Behind that no-code surface sits a non-trivial backend: a distributed workflow runtime that executes customer-defined business processes, integrates with dozens of third-party systems, and serves real production transactions across 7 regional clusters. We are looking for a Senior Backend Engineer to help us evolve that runtime.
Own architectural decisions on the workflow runtime, single vs. multi-tenancy boundaries, and integration patterns. Write the design doc, defend it in review, ship it.
End-to-end delivery: requirements → design → implementation → deployment → monitoring → post-incident learning-no throwing over the wall.
Partner with Product, DevOps, and the other engineering teams on cross-team initiatives (Celery → temporal.io rollout, customer onboarding to new regions, breaking changes in the workflow runtime).
Mentor mid-level engineers through code review, design review, and on-call shadowing.
Continuously raise the bar on code quality, system stability, and test coverage.
Requirements: 7+ years building production backend systems, including at least 2 years owning a distributed/async runtime (workflow engine, task queue, event-driven system, stream processor - Temporal.io, Celery, Kafka Streams, AWS Step Functions, or equivalent).
Deep hands-on Python (the player and workflow runtime are Python), plus working JavaScript.
Production scale experience and mindset. You've operated systems where throughput, tail latency, and blast radius are first-class design constraints, not afterthoughts.
Production experience operating self-hosted infrastructure on Kubernetes (EKS preferred). Comfortable reading helm charts, debugging pod resource issues, and reasoning about autoscaling.

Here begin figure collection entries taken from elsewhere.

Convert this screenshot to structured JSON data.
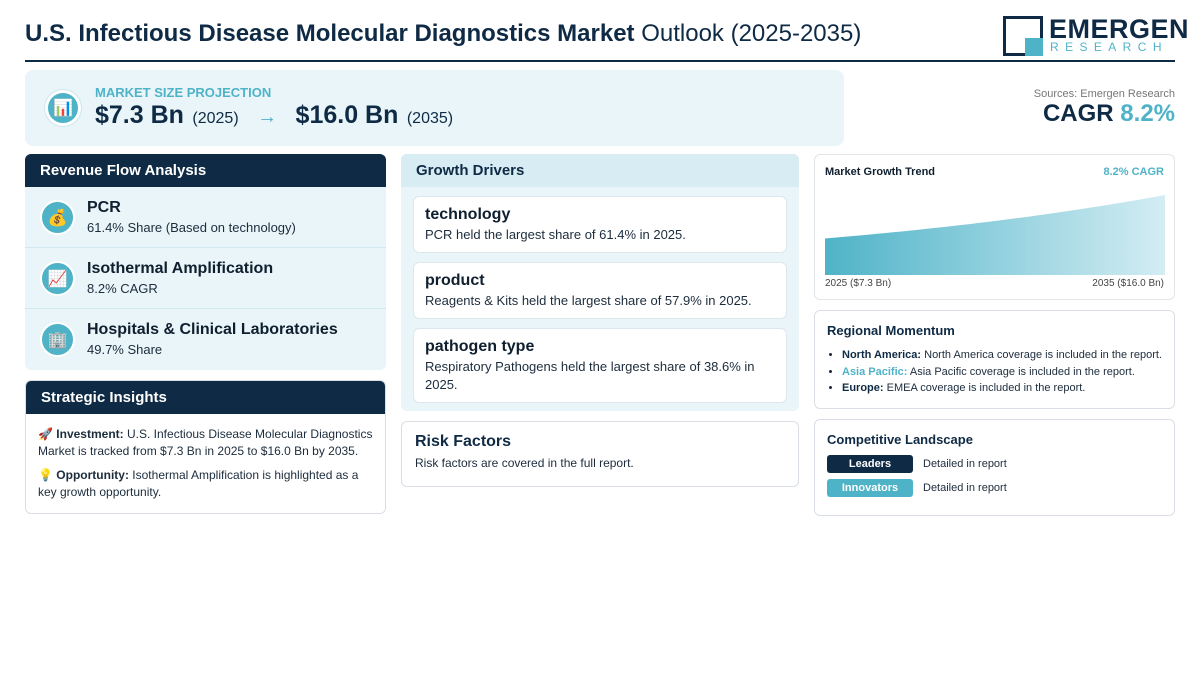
{
  "header": {
    "title_bold": "U.S. Infectious Disease Molecular Diagnostics Market",
    "title_light": "Outlook (2025-2035)",
    "logo_name": "EMERGEN",
    "logo_sub": "RESEARCH"
  },
  "projection": {
    "label": "MARKET SIZE PROJECTION",
    "start_value": "$7.3 Bn",
    "start_year": "(2025)",
    "arrow": "→",
    "end_value": "$16.0 Bn",
    "end_year": "(2035)",
    "icon": "bar-chart-icon"
  },
  "sources": "Sources: Emergen Research",
  "cagr": {
    "label": "CAGR",
    "value": "8.2%"
  },
  "revenue": {
    "title": "Revenue Flow Analysis",
    "items": [
      {
        "icon": "money-bag-icon",
        "glyph": "💰",
        "name": "PCR",
        "desc": "61.4% Share (Based on technology)"
      },
      {
        "icon": "trend-chart-icon",
        "glyph": "📈",
        "name": "Isothermal Amplification",
        "desc": "8.2% CAGR"
      },
      {
        "icon": "building-icon",
        "glyph": "🏢",
        "name": "Hospitals & Clinical Laboratories",
        "desc": "49.7% Share"
      }
    ]
  },
  "strategic": {
    "title": "Strategic Insights",
    "investment_glyph": "🚀",
    "investment_label": "Investment:",
    "investment_text": "U.S. Infectious Disease Molecular Diagnostics Market is tracked from $7.3 Bn in 2025 to $16.0 Bn by 2035.",
    "opportunity_glyph": "💡",
    "opportunity_label": "Opportunity:",
    "opportunity_text": "Isothermal Amplification is highlighted as a key growth opportunity."
  },
  "drivers": {
    "title": "Growth Drivers",
    "cards": [
      {
        "name": "technology",
        "desc": "PCR held the largest share of 61.4% in 2025."
      },
      {
        "name": "product",
        "desc": "Reagents & Kits held the largest share of 57.9% in 2025."
      },
      {
        "name": "pathogen type",
        "desc": "Respiratory Pathogens held the largest share of 38.6% in 2025."
      }
    ]
  },
  "risk": {
    "title": "Risk Factors",
    "desc": "Risk factors are covered in the full report."
  },
  "trend": {
    "title": "Market Growth Trend",
    "cagr_label": "8.2% CAGR",
    "x_start_label": "2025 ($7.3 Bn)",
    "x_end_label": "2035 ($16.0 Bn)",
    "fill_start": "#4fb3c8",
    "fill_end": "#d3edf3"
  },
  "chart_data": {
    "type": "area",
    "title": "Market Growth Trend",
    "x": [
      2025,
      2035
    ],
    "series": [
      {
        "values": [
          7.3,
          16.0
        ]
      }
    ],
    "annotations": [
      "8.2% CAGR"
    ],
    "tick_labels": [
      "2025 ($7.3 Bn)",
      "2035 ($16.0 Bn)"
    ],
    "grid": false
  },
  "regional": {
    "title": "Regional Momentum",
    "items": [
      {
        "region": "North America:",
        "text": "North America coverage is included in the report.",
        "accent": false
      },
      {
        "region": "Asia Pacific:",
        "text": "Asia Pacific coverage is included in the report.",
        "accent": true
      },
      {
        "region": "Europe:",
        "text": "EMEA coverage is included in the report.",
        "accent": false
      }
    ]
  },
  "competitive": {
    "title": "Competitive Landscape",
    "rows": [
      {
        "badge": "Leaders",
        "text": "Detailed in report"
      },
      {
        "badge": "Innovators",
        "text": "Detailed in report"
      }
    ]
  },
  "colors": {
    "navy": "#0f2a44",
    "teal": "#4fb3c8",
    "panel_bg": "#e9f5f8"
  }
}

Comfortable with CI/CD pipelines, infra-as-code, and being on-call for systems you ship.
AI fluency on both sides of the product. You use Claude Code or an equivalent agentic coding tool for real SDLC work (design docs, refactors, on-call triage) and have shipped LLM-backed features in production - agentic workflows, retrieval, tool-use, structured output, with an eval loop and a real opinion on latency, cost, and safety.

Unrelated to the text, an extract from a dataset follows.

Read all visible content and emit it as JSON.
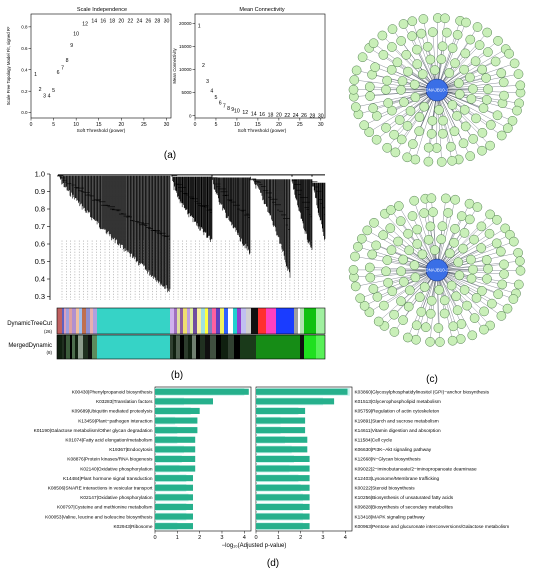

Strongly preferred (any one of these moves you up the stack):
Direct experience with Temporal.io in production - workflow versioning, replayer-based regression detection, signal/query/update patterns, codec authoring, per-namespace operational concerns.
Strong grasp of distributed-systems failure modes: idempotency, retries, timeouts, partial failures, non-determinism, exactly-once vs at-least-once semantics. You can debug a "stuck workflow" without a runbook.
Performance optimization in Python at the deserialization/interpreter / JIT layer (cython, mypyc, alternative JS engines, profiling tooling).
Operating modern self-hosted infrastructure at scale. Hands-on with multi-cluster EKS, a metrics + logs stack (Prometheus / Grafana / centralized log aggregation), IaC, and GitOps workflows. You've owned the dashboards and alerts you're on-call against - not just consumed someone else's.
This position is open to all candidates.